KCDP kritisiert, dass die Türkei aus der 2011 beschlossenen „Istanbul-Konvention“ ausgetreten ist. Diese Vereinbarung auf Europaratsebene hat zwar keine direkte Rechtswirksamkeit. Die Mitgliedstaaten verpflichten sich jedoch zur Schaffung eines wirksamen rechtlichen Rahmens zur Bekämpfung von Gewalt gegen Frauen.

Weltweit höchste Zahl bei Femiziden in afrikanischen und mittelamerikanischen Ländern

Die Türkei ist 2021 aus der Konvention ausgetreten. Als Begründung nannte Präsident Recep Tayyip Erdoğan, dass diese von ideologischen Kräften vereinnahmt worden sei. Diese wollten Mitgliedstaaten dazu drängen, Homosexualität zu normalisieren und Familienwerte zu unterminieren. Dies sei mit türkischen Gesellschaftsvorstellungen nicht zu vereinbaren. KCDP beklagt, dass ihre Arbeit seit dieser Entscheidung immer stärker unter Druck stehe.

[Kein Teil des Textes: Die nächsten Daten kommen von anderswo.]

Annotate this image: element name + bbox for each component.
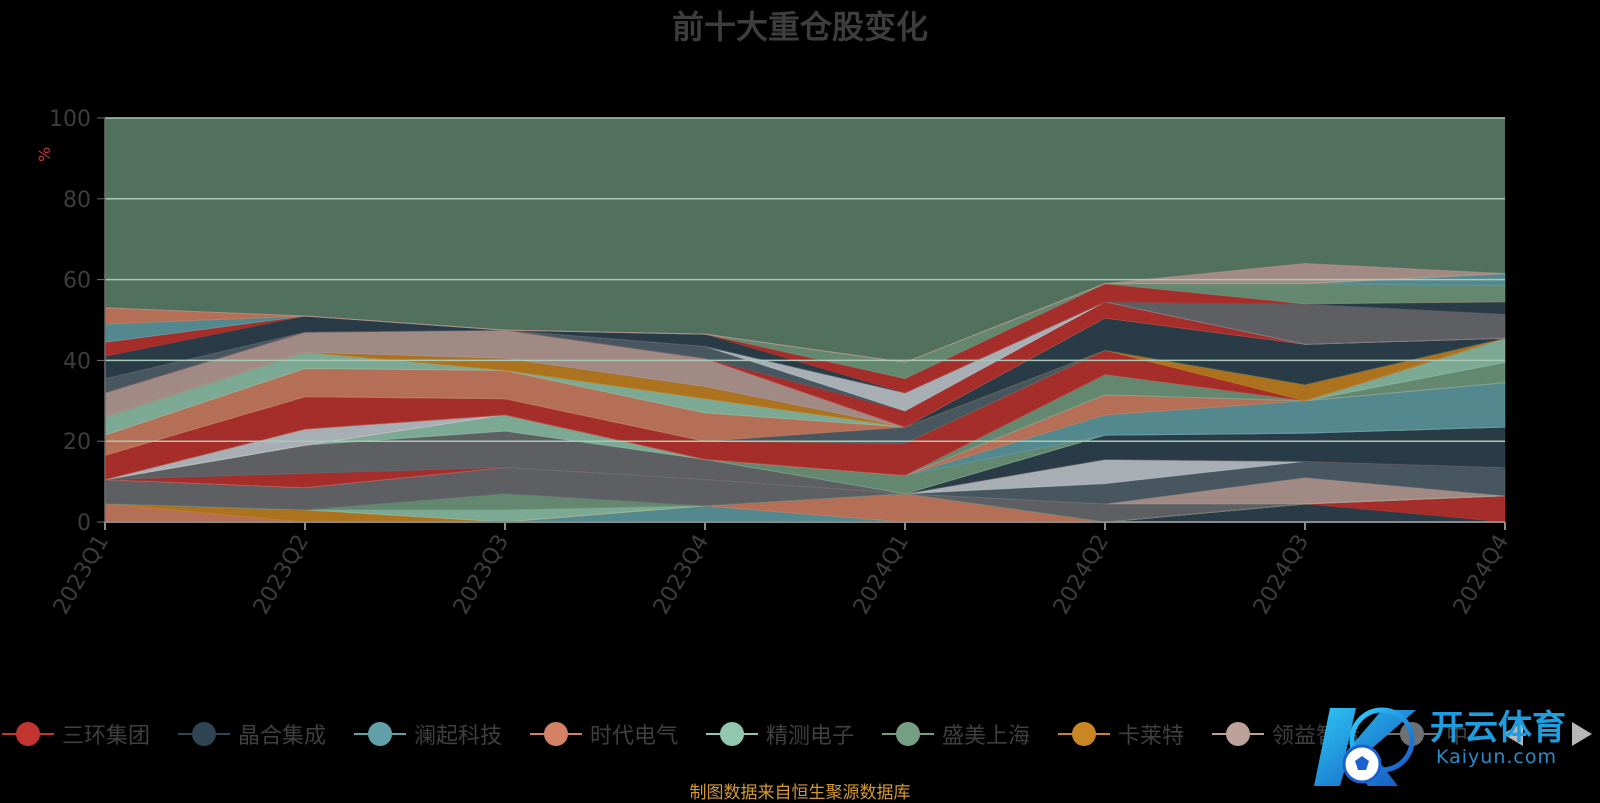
legend-label: 中 (1446, 724, 1469, 749)
legend-marker-icon (354, 720, 406, 748)
legend-item[interactable]: 时代电气 (530, 714, 678, 754)
chart-title: 前十大重仓股变化 (671, 8, 928, 46)
legend-label: 卡莱特 (1118, 724, 1185, 749)
legend-label: 精测电子 (766, 724, 855, 749)
legend-item[interactable]: 晶合集成 (178, 714, 326, 754)
y-tick-label: 40 (63, 349, 91, 374)
legend-item[interactable]: 盛美上海 (882, 714, 1030, 754)
legend-next-page-button[interactable] (1572, 722, 1592, 746)
legend-marker-icon (706, 720, 758, 748)
y-tick-label: 20 (63, 430, 91, 455)
x-tick-label: 2023Q4 (649, 531, 714, 619)
x-tick-label: 2024Q1 (849, 531, 914, 619)
chart-plot: 0 20 40 60 80 100 2023Q1 2023Q2 2023Q3 2023Q4 2024… (35, 107, 1514, 619)
legend-item[interactable]: 卡莱特 (1058, 714, 1184, 754)
legend-marker-icon (1058, 720, 1110, 748)
legend-marker-icon (530, 720, 582, 748)
legend-label: 时代电气 (590, 724, 679, 749)
legend-item[interactable]: 澜起科技 (354, 714, 502, 754)
legend-label: 晶合集成 (238, 724, 327, 749)
legend-marker-icon (882, 720, 934, 748)
legend-label: 澜起科技 (414, 724, 503, 749)
x-tick-label: 2024Q4 (1449, 531, 1514, 619)
stacked-area-bands (104, 118, 1506, 523)
legend-marker-icon (178, 720, 230, 748)
y-tick-label: 80 (63, 188, 91, 213)
legend-label: 三环集团 (62, 724, 151, 749)
x-tick-label: 2024Q2 (1049, 531, 1114, 619)
watermark-text: 开云体育 (1430, 708, 1566, 748)
source-note: 制图数据来自恒生聚源数据库 (689, 783, 911, 803)
watermark: 开云体育 Kaiyun.com (1312, 700, 1600, 792)
x-tick-label: 2024Q3 (1249, 531, 1314, 619)
legend-prev-page-button[interactable] (1503, 722, 1523, 746)
gridlines (105, 117, 1505, 523)
x-tick-label: 2023Q3 (449, 531, 514, 619)
y-tick-label: 100 (49, 107, 91, 132)
legend-item[interactable]: 三环集团 (2, 714, 150, 754)
area-band (104, 262, 1506, 363)
watermark-subtext: Kaiyun.com (1436, 746, 1557, 768)
legend: 三环集团 晶合集成 澜起科技 时代电气 精测电子 盛美上海 卡莱特 领益智造中 (0, 714, 1600, 758)
legend-label: 盛美上海 (942, 724, 1031, 749)
y-axis-unit-label: % (35, 147, 54, 162)
y-tick-label: 60 (63, 269, 91, 294)
y-tick-label: 0 (77, 511, 91, 536)
area-band-remaining (105, 118, 1505, 363)
legend-marker-icon (2, 720, 54, 748)
legend-marker-icon (1212, 720, 1264, 748)
x-tick-label: 2023Q2 (249, 531, 314, 619)
legend-item[interactable]: 精测电子 (706, 714, 854, 754)
kaiyun-logo-icon (1314, 707, 1416, 786)
x-tick-label: 2023Q1 (49, 531, 114, 619)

Dem „World Population Review“ der Weltbank zufolge lag die Zahl der Femizide in der Türkei bei 1,0 pro 100.000 Frauen. Die Zahl stammt aus dem Jahr 2021. Das wäre das gleiche Level wie Kanada, Finnland oder Libanon. Die höchsten Raten weisen demnach die Zentralafrikanische Republik (10,6 im Jahr 2016) und Jamaika (9,3) auf. Es ist jedoch davon auszugehen, dass die Dunkelziffer in vielen Ländern höher ist.